In the past few years, data-intensive technologies have come to play a critical role in corporate strategy and decision-making processes, such as customer insight and marketing, recruitment, risk management and predictive analytics. Datafication has several benefits for corporate due diligence, such as improving decision accuracy, enhancing supply chain oversight and management, and enabling the prediction of future impacts and the formulation of appropriate responses.
Data-intensive technologies may also play a role in supporting processes carried out in fulfilment of corporate responsibilities and obligations relating to human rights due diligence. Key among these is human rights impact assessment (HRIA), understood as a process for identifying, comprehending, evaluating, and addressing the adverse effects of business activities on rights-holders (e.g., workers, local communities, consumers).
At the same time, datafication can generate substantial challenges in this context, which largely remain underexplored. For example, this includes distinguishing appropriate data for use in identifying and assessing the potential adverse effects of business activities on rights-holders (e.g., interference with privacy and/or the failure to protect rights-holders from discrimination), methods of data collection and processing, and the need for formalised standards pertaining to the evaluation of this data. It also includes challenges related to the human rights impacts of data-driven technologies themselves: who might be impacted, which rights may be adversely affected, and how can such impacts be identified and assessed?
In grappling with these challenges, consideration must be given to the role, both actual and potential, of law in promoting the socially responsible use of data and data-intensive technologies by corporations.
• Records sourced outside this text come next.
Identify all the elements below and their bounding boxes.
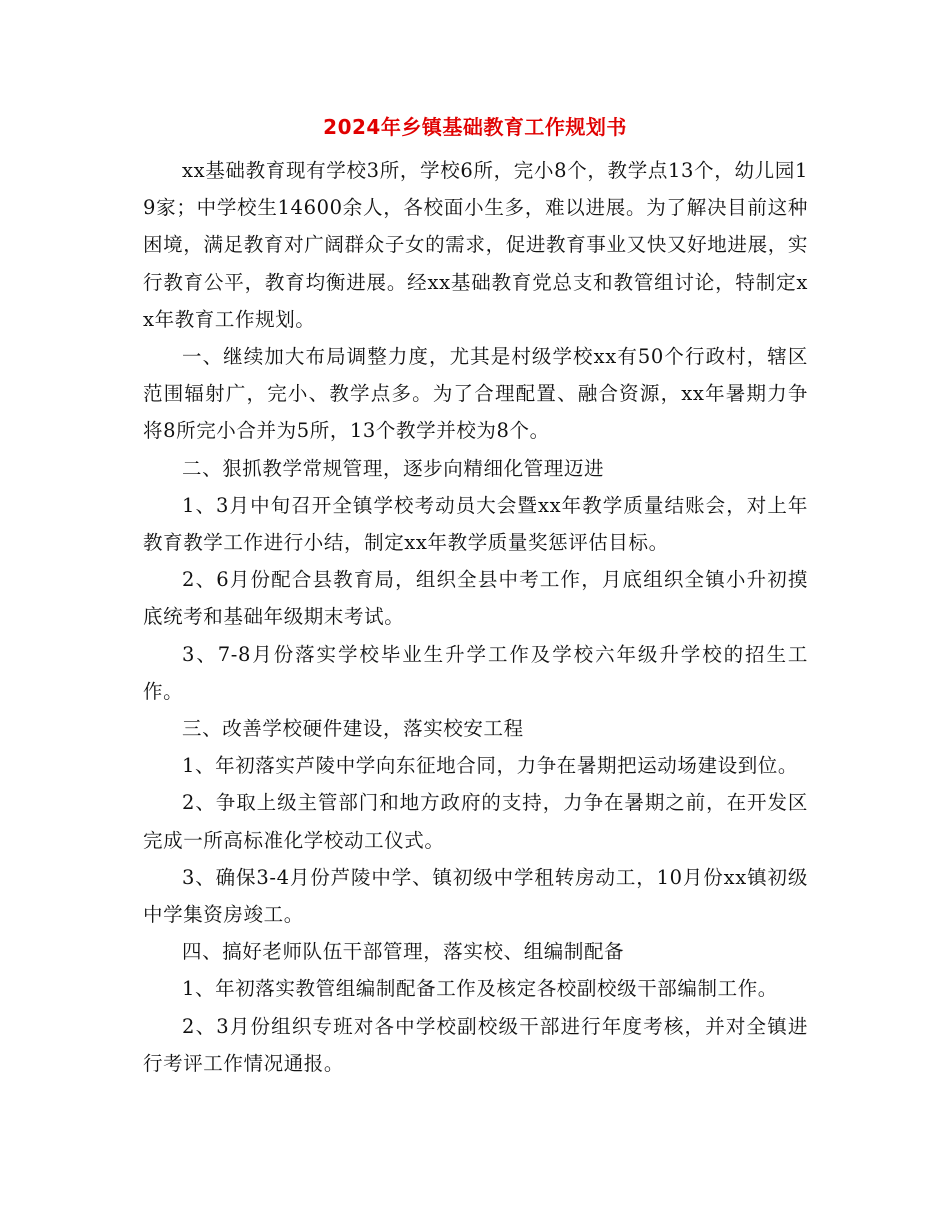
heading-section-2: 二、狠抓教学常规管理，逐步向精细化管理迈进: [182, 456, 605, 480]
heading-section-3: 三、改善学校硬件建设，落实校安工程: [182, 717, 524, 741]
document-body: [143, 152, 808, 1082]
paragraph-item: 3、7-8月份落实学校毕业生升学工作及学校六年级升学校的招生工作。: [143, 642, 808, 703]
paragraph-item: 1、年初落实教管组编制配备工作及核定各校副校级干部编制工作。: [182, 977, 778, 1001]
paragraph-item: 2、争取上级主管部门和地方政府的支持，力争在暑期之前，在开发区完成一所高标准化学校动工仪式。: [143, 791, 808, 852]
paragraph-item: 1、3月中旬召开全镇学校考动员大会暨xx年教学质量结账会，对上年教育教学工作进行小结，制定xx年教学质量奖惩评估目标。: [143, 493, 808, 555]
heading-section-4: 四、搞好老师队伍干部管理，落实校、组编制配备: [182, 940, 625, 964]
paragraph-intro: xx基础教育现有学校3所，学校6所，完小8个，教学点13个，幼儿园19家；中学校生14600余人，各校面小生多，难以进展。为了解决目前这种困境，满足教育对广阔群众子女的需求，促进教育事业又快又好地进展，实行教育公平，教育均衡进展。经xx基础教育党总支和教管组讨论，特制定xx年教育工作规划。: [143, 159, 808, 331]
paragraph-item: 2、6月份配合县教育局，组织全县中考工作，月底组织全镇小升初摸底统考和基础年级期末考试。: [143, 568, 808, 629]
document-title: 2024年乡镇基础教育工作规划书: [323, 115, 627, 139]
paragraph-item: 2、3月份组织专班对各中学校副校级干部进行年度考核，并对全镇进行考评工作情况通报。: [143, 1014, 808, 1075]
paragraph-item: 1、年初落实芦陵中学向东征地合同，力争在暑期把运动场建设到位。: [182, 754, 799, 778]
paragraph-item: 3、确保3-4月份芦陵中学、镇初级中学租转房动工，10月份xx镇初级中学集资房竣工。: [143, 865, 808, 927]
paragraph-section-1: 一、继续加大布局调整力度，尤其是村级学校xx有50个行政村，辖区范围辐射广，完小、教学点多。为了合理配置、融合资源，xx年暑期力争将8所完小合并为5所，13个教学并校为8个。: [143, 345, 808, 443]
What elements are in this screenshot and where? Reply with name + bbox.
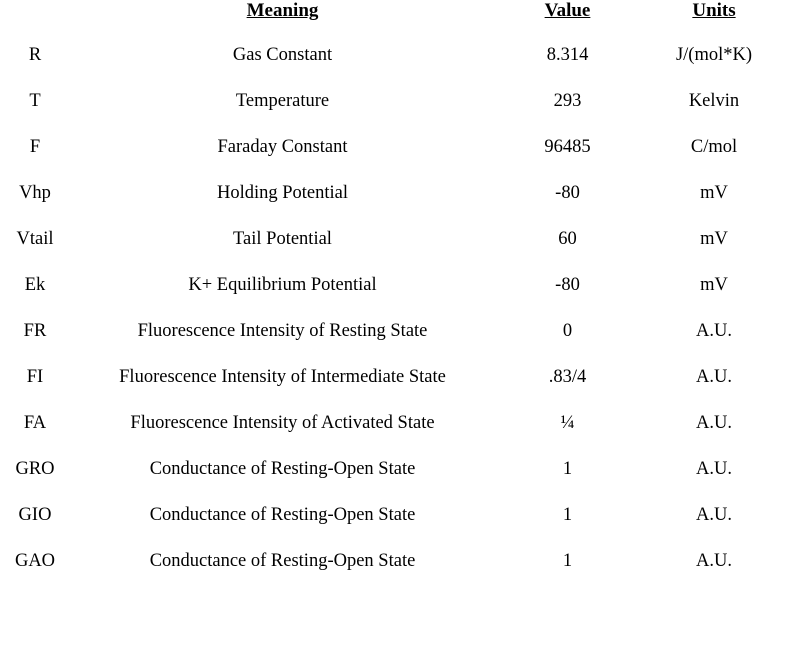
table-row (0, 400, 788, 446)
cell-meaning: Conductance of Resting-Open State (149, 550, 416, 571)
cell-units: A.U. (696, 504, 732, 525)
cell-symbol: F (29, 136, 41, 157)
cell-units: C/mol (690, 136, 738, 157)
cell-meaning: Fluorescence Intensity of Intermediate State (119, 366, 446, 387)
column-header-value: Value (544, 0, 591, 21)
cell-value: 1 (562, 504, 573, 525)
cell-meaning: Holding Potential (216, 182, 349, 203)
cell-value: 96485 (544, 136, 591, 157)
cell-meaning: Conductance of Resting-Open State (149, 458, 416, 479)
cell-units: mV (700, 182, 728, 203)
cell-meaning: Tail Potential (233, 228, 332, 249)
cell-value: .83/4 (548, 366, 587, 387)
table-row (0, 78, 788, 124)
cell-symbol: Ek (24, 274, 46, 295)
cell-value: 0 (562, 320, 573, 341)
cell-symbol: FI (26, 366, 44, 387)
cell-meaning: Gas Constant (232, 44, 333, 65)
cell-units: A.U. (696, 458, 732, 479)
table-body (0, 32, 788, 584)
column-header-units: Units (692, 0, 736, 21)
cell-value: -80 (555, 182, 580, 203)
table-row (0, 124, 788, 170)
cell-symbol: GAO (14, 550, 56, 571)
cell-value: 293 (553, 90, 582, 111)
cell-meaning: Faraday Constant (217, 136, 348, 157)
cell-units: A.U. (696, 320, 732, 341)
cell-symbol: T (29, 90, 41, 111)
cell-units: A.U. (696, 550, 732, 571)
cell-units: mV (700, 228, 728, 249)
table-row (0, 354, 788, 400)
table-header-row (0, 0, 788, 32)
cell-meaning: Temperature (235, 90, 330, 111)
column-header-symbol (0, 0, 70, 32)
cell-units: Kelvin (688, 90, 740, 111)
cell-value: -80 (555, 274, 580, 295)
cell-meaning: Fluorescence Intensity of Resting State (137, 320, 428, 341)
cell-value: 60 (558, 228, 577, 249)
cell-meaning: Fluorescence Intensity of Activated State (130, 412, 435, 433)
cell-symbol: R (28, 44, 42, 65)
cell-symbol: Vtail (16, 228, 54, 249)
table-row (0, 32, 788, 78)
table-row (0, 446, 788, 492)
cell-units: A.U. (696, 366, 732, 387)
cell-symbol: GIO (18, 504, 52, 525)
table-row (0, 262, 788, 308)
table-row (0, 170, 788, 216)
cell-symbol: FA (23, 412, 47, 433)
cell-value: 1 (562, 550, 573, 571)
cell-symbol: GRO (15, 458, 55, 479)
cell-meaning: K+ Equilibrium Potential (188, 274, 377, 295)
table-row (0, 216, 788, 262)
cell-units: mV (700, 274, 728, 295)
cell-symbol: FR (23, 320, 47, 341)
column-header-meaning: Meaning (246, 0, 319, 21)
cell-units: J/(mol*K) (675, 44, 753, 65)
cell-value: 1 (562, 458, 573, 479)
table-row (0, 538, 788, 584)
cell-value: ¼ (560, 412, 575, 433)
table-row (0, 308, 788, 354)
cell-units: A.U. (696, 412, 732, 433)
cell-symbol: Vhp (19, 182, 51, 203)
cell-value: 8.314 (546, 44, 589, 65)
table-row (0, 492, 788, 538)
cell-meaning: Conductance of Resting-Open State (149, 504, 416, 525)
Among other things, it is necessary to examine how human rights law can be used (also in combination with other areas of law, such as data protection law and AI law) to steer corporate behavior. The EU offers an interesting case study in this regard. In addition to its General Data Protection Regulation, the EU is currently in the process of developing a Corporate Sustainability Due Diligence Directive, which aims to anchor human rights and environmental considerations in companies’ operations and corporate governance, and an AI Act, which aims to achieve a balance between empowering corporations to deliver upon the potential socio-economic benefits of AI and ensuring the protection of EU citizens’ fundamental rights.
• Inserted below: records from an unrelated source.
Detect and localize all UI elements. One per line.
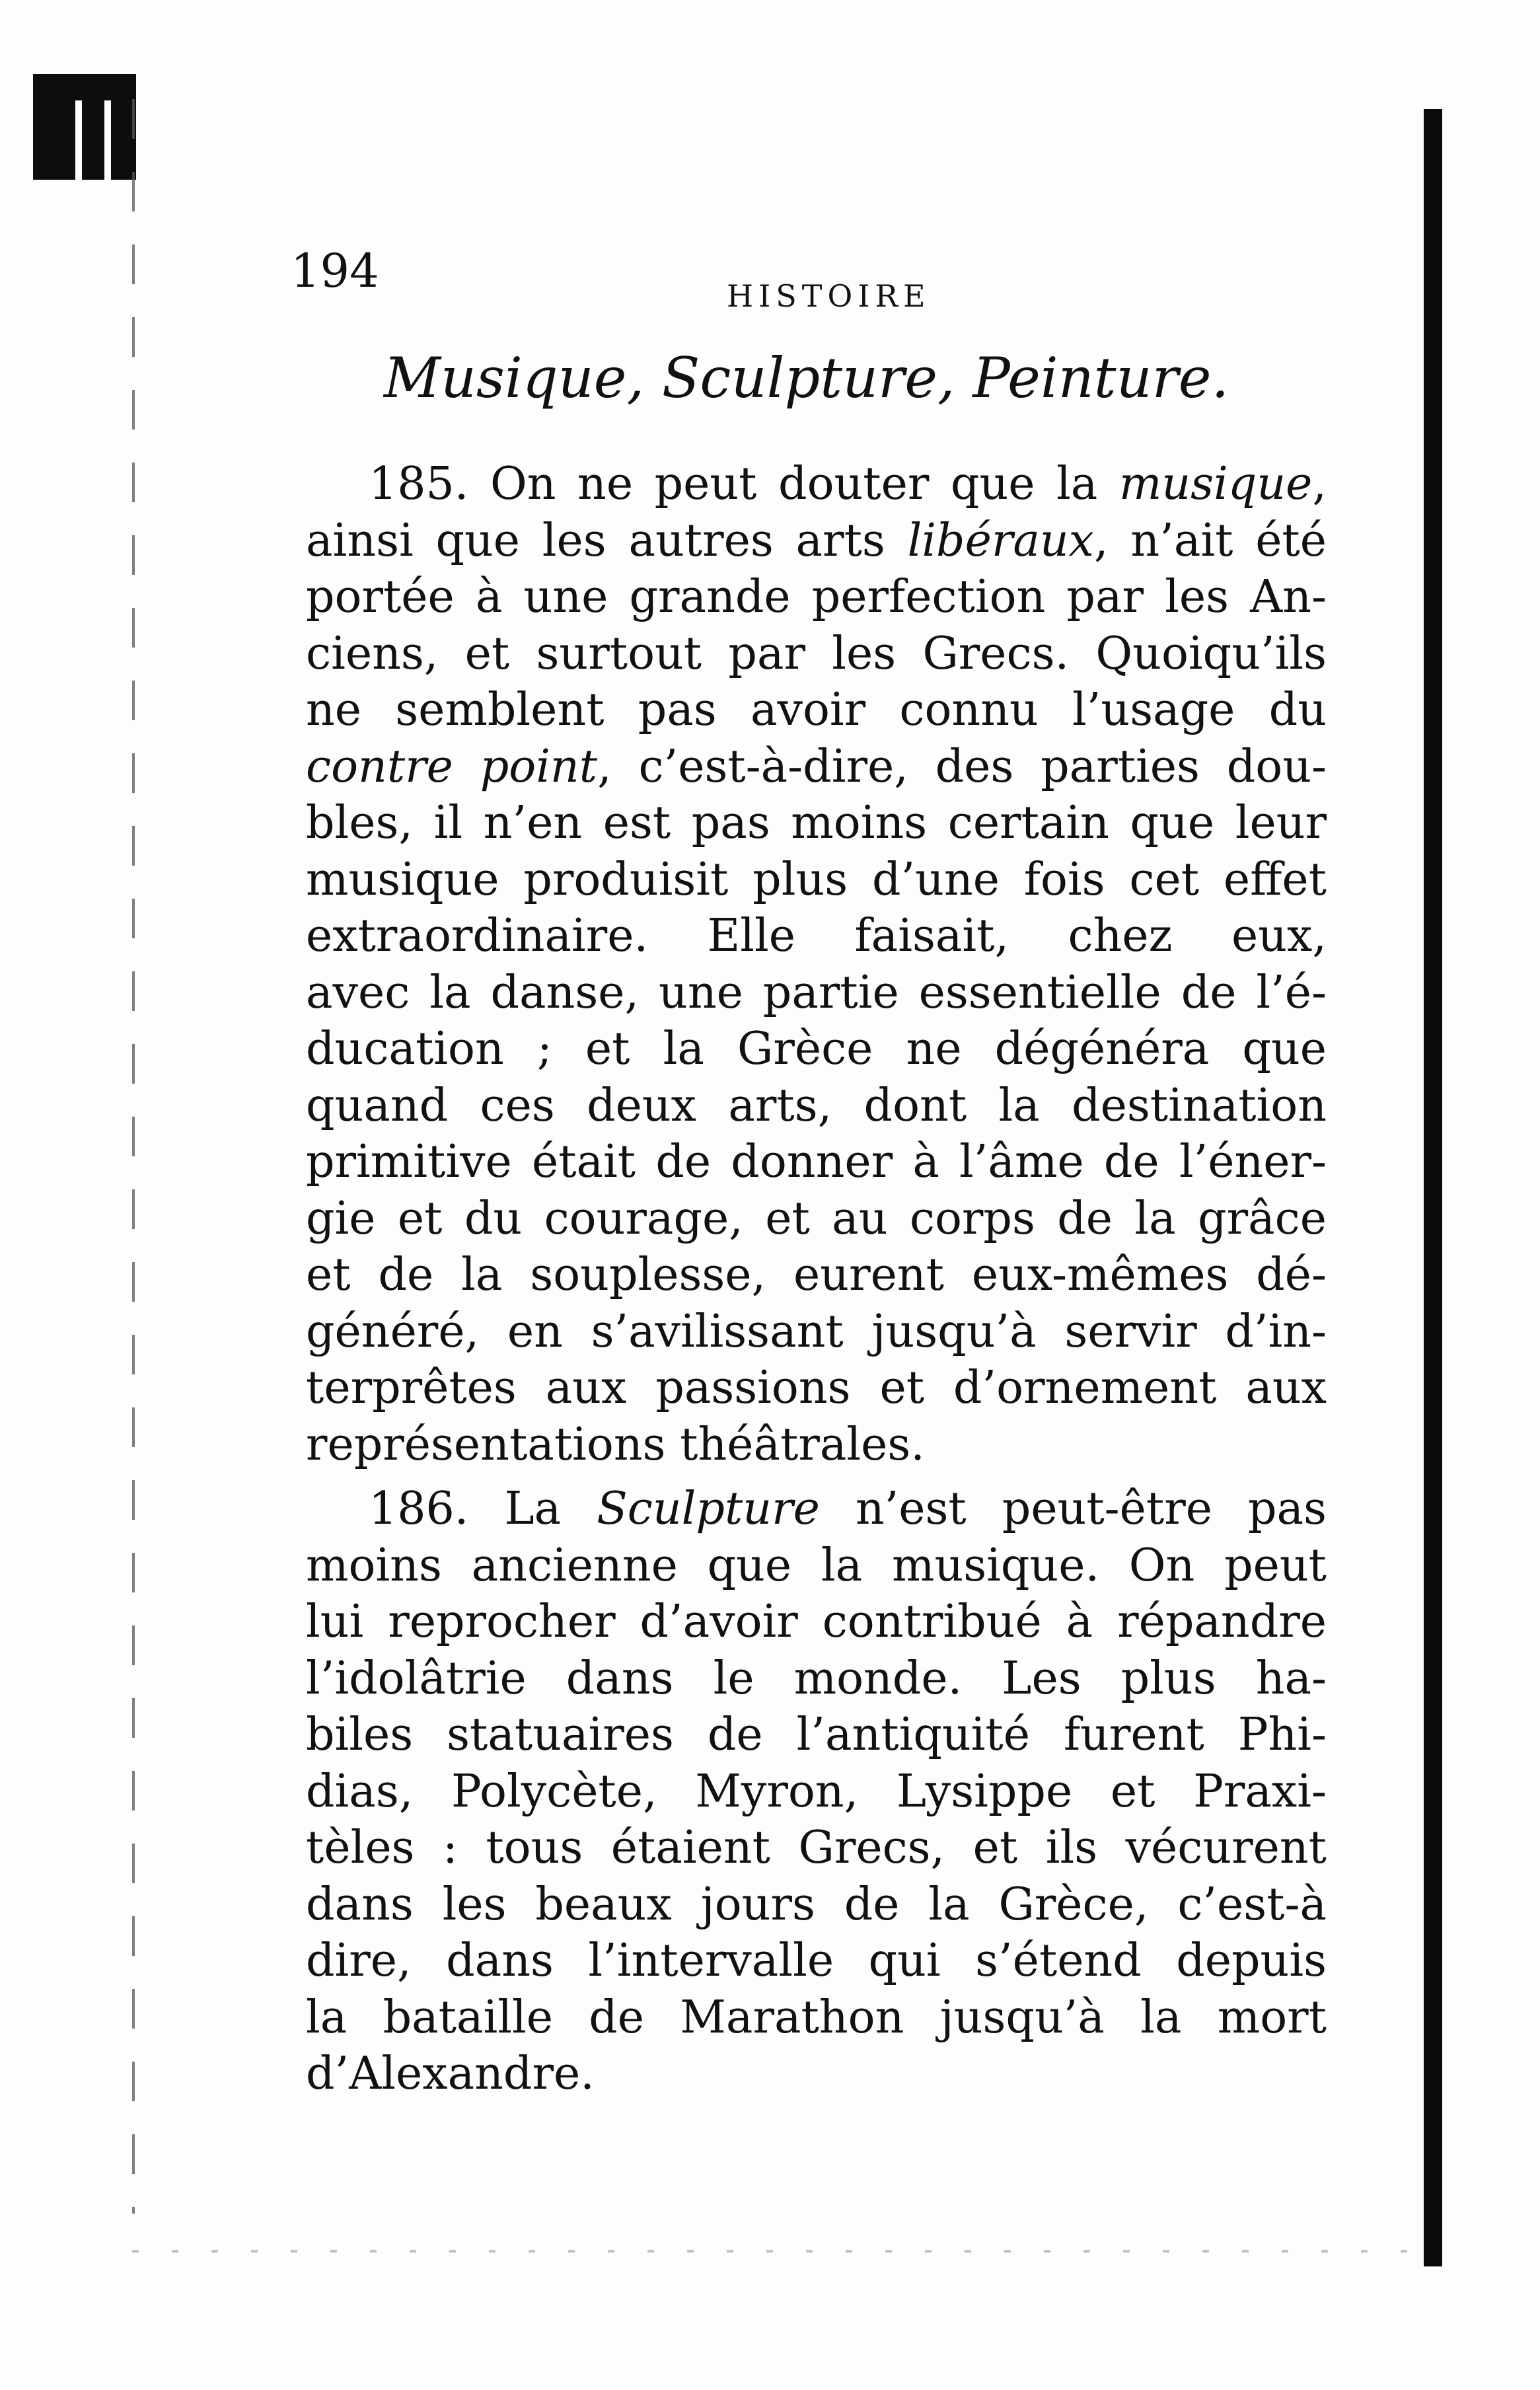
text-segment: primitive était de donner à l’âme de l’éner- [306, 1136, 1327, 1188]
text-segment: quand ces deux arts, dont la destination [306, 1079, 1327, 1132]
text-line [306, 1538, 1327, 1594]
italic-text: musique [1118, 458, 1313, 510]
scan-right-edge-bar [1424, 109, 1442, 2266]
text-segment: , c’est-à-dire, des parties dou- [597, 740, 1327, 793]
text-segment: extraordinaire. Elle faisait, chez eux, [306, 910, 1327, 962]
text-line [306, 1134, 1327, 1191]
text-segment: terprêtes aux passions et d’ornement aux [306, 1362, 1327, 1414]
text-segment: biles statuaires de l’antiquité furent Phi- [306, 1709, 1327, 1761]
text-line [306, 1304, 1327, 1361]
text-line [306, 1247, 1327, 1304]
text-segment: 186. La [369, 1483, 597, 1535]
text-line [306, 1707, 1327, 1764]
text-segment: dans les beaux jours de la Grèce, c’est-à [306, 1878, 1327, 1931]
text-line [306, 2046, 1327, 2103]
text-line [306, 1417, 1327, 1474]
text-segment: bles, il n’en est pas moins certain que leur [306, 797, 1327, 849]
italic-text: Sculpture [597, 1483, 820, 1535]
text-line [306, 1877, 1327, 1933]
text-line [306, 795, 1327, 852]
text-line [306, 626, 1327, 683]
text-segment: l’idolâtrie dans le monde. Les plus ha- [306, 1652, 1327, 1705]
text-segment: dias, Polycète, Myron, Lysippe et Praxi- [306, 1765, 1327, 1818]
text-line [306, 1078, 1327, 1135]
text-line [306, 965, 1327, 1022]
text-line [306, 1481, 1327, 1538]
text-line [306, 908, 1327, 965]
text-segment: , [1312, 458, 1327, 510]
text-segment: lui reprocher d’avoir contribué à répandre [306, 1596, 1327, 1648]
text-line [306, 1594, 1327, 1651]
text-segment: musique produisit plus d’une fois cet effet [306, 853, 1327, 906]
text-line [306, 739, 1327, 796]
text-line [306, 513, 1327, 570]
text-segment: portée à une grande perfection par les An- [306, 571, 1327, 623]
text-segment: moins ancienne que la musique. On peut [306, 1539, 1327, 1592]
text-segment: n’est peut-être pas [819, 1483, 1327, 1535]
text-line [306, 852, 1327, 909]
section-title: Musique, Sculpture, Peinture. [383, 346, 1229, 410]
text-line [306, 1764, 1327, 1820]
text-line [306, 1990, 1327, 2046]
text-segment: ciens, et surtout par les Grecs. Quoiqu’ils [306, 627, 1327, 680]
text-line [306, 1651, 1327, 1707]
text-segment: ducation ; et la Grèce ne dégénéra que [306, 1023, 1327, 1075]
page-number: 194 [291, 244, 379, 298]
text-line [306, 1933, 1327, 1990]
scan-left-margin-line [132, 99, 135, 2214]
text-line [306, 1191, 1327, 1248]
italic-text: libéraux [907, 514, 1095, 567]
text-segment: dire, dans l’intervalle qui s’étend depuis [306, 1935, 1327, 1987]
text-segment: , n’ait été [1094, 514, 1327, 567]
text-segment: 185. On ne peut douter que la [369, 458, 1119, 510]
scan-bottom-noise [132, 2250, 1420, 2253]
text-line [306, 1360, 1327, 1417]
running-title: HISTOIRE [727, 278, 931, 314]
text-segment: et de la souplesse, eurent eux-mêmes dé- [306, 1249, 1327, 1301]
text-segment: représentations théâtrales. [306, 1418, 925, 1471]
text-segment: la bataille de Marathon jusqu’à la mort [306, 1991, 1327, 2044]
text-segment: gie et du courage, et au corps de la grâce [306, 1192, 1327, 1245]
text-segment: d’Alexandre. [306, 2048, 595, 2100]
text-line [306, 682, 1327, 739]
text-segment: ne semblent pas avoir connu l’usage du [306, 684, 1327, 736]
text-line [306, 456, 1327, 513]
text-segment: tèles : tous étaient Grecs, et ils vécurent [306, 1822, 1327, 1874]
text-line [306, 569, 1327, 626]
text-line [306, 1820, 1327, 1877]
text-segment: avec la danse, une partie essentielle de l’é- [306, 966, 1327, 1019]
body-text [306, 456, 1327, 2103]
italic-text: contre point [306, 740, 598, 793]
scan-edge-artifact [33, 74, 136, 180]
text-line [306, 1021, 1327, 1078]
text-segment: ainsi que les autres arts [306, 514, 908, 567]
text-segment: généré, en s’avilissant jusqu’à servir d’in- [306, 1305, 1327, 1358]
Beyond the context of the EU, human rights law enters the picture in the form of international standards of corporate conduct (e.g., the UN Guiding Principles on Business and Human Rights) and bottom-up initiatives aimed at encouraging their uptake and facilitating their implementation (e.g., the Danish Human Rights Institute’s HRIA Guidance and Toolbox). Moving forward, it can be argued that a more decisive and concerted legal response would allow corporations to harness the advantages of modern data-driven techniques at the same time as it would provide explicit and defined safeguards geared towards compliance with human rights law.
Against this background, this PhD project should explore how law can be used to address the legal, regulatory, and practical challenges that stem from the expanding use of data-intensive technologies in corporate decision-making processes, with an emphasis on processes carried out in fulfilment of corporate responsibilities and obligations relating to human rights due diligence. In developing your research proposal, you may want to consider questions such as:
- Which human rights are likely to be impacted by corporate activities supported by data-intensive technologies? How are human rights impacted (positively and/or negatively) by data-intensive technologies used in corporate decision making? How can impacts be identified, measured, and assessed? Who are the 'rights holders' to be protected?
- What kinds of data might be used to assess the relevant impacts as part of corporate due diligence? Who are the likely subjects and holders of this data? What are the likely modes of data collection and processing?
- How are data-intensive technologies used in HRIA? How are data-intensive technologies used in other forms of legally mandated impact assessments beyond HRIA (e.g., environmental impact assessment, data protection impact assessment, equalities impact assessment)? What lessons can be learned from relevant laws and practice? What opportunities and challenges are presented by integrated approaches to impact assessment?
- Does EU law provide an effective framework for ensuring the responsible use of data-intensive technologies in corporate decision-making? What about jurisdictions beyond the EU?
- What is the capacity of the UN Guiding Principles on Business and Human Rights and related tools to support socially responsible use of data-driven technologies in corporate decision making? To what extent do, and can, these standards and tools align with other legal frameworks which regulate the use of data-driven technologies?
The successful candidate will work closely with our team to develop their research focus in a way that is tailored to their own skills and interests, but proposals should fit with the broad aims of the project.
This project is hosted within the newly launched Strathclyde Centre for Doctoral Training (CDT) in Human Rights-based Decision Making. The PhD projects affiliated with this CDT should enhance understanding of the complex challenges and opportunities related to human rights-based decision making by a range of actors/institutions in the public, private, and third sector.
Key words: Law, data, human rights, machine learning, corporate governance, regulation, algorithm, data protection.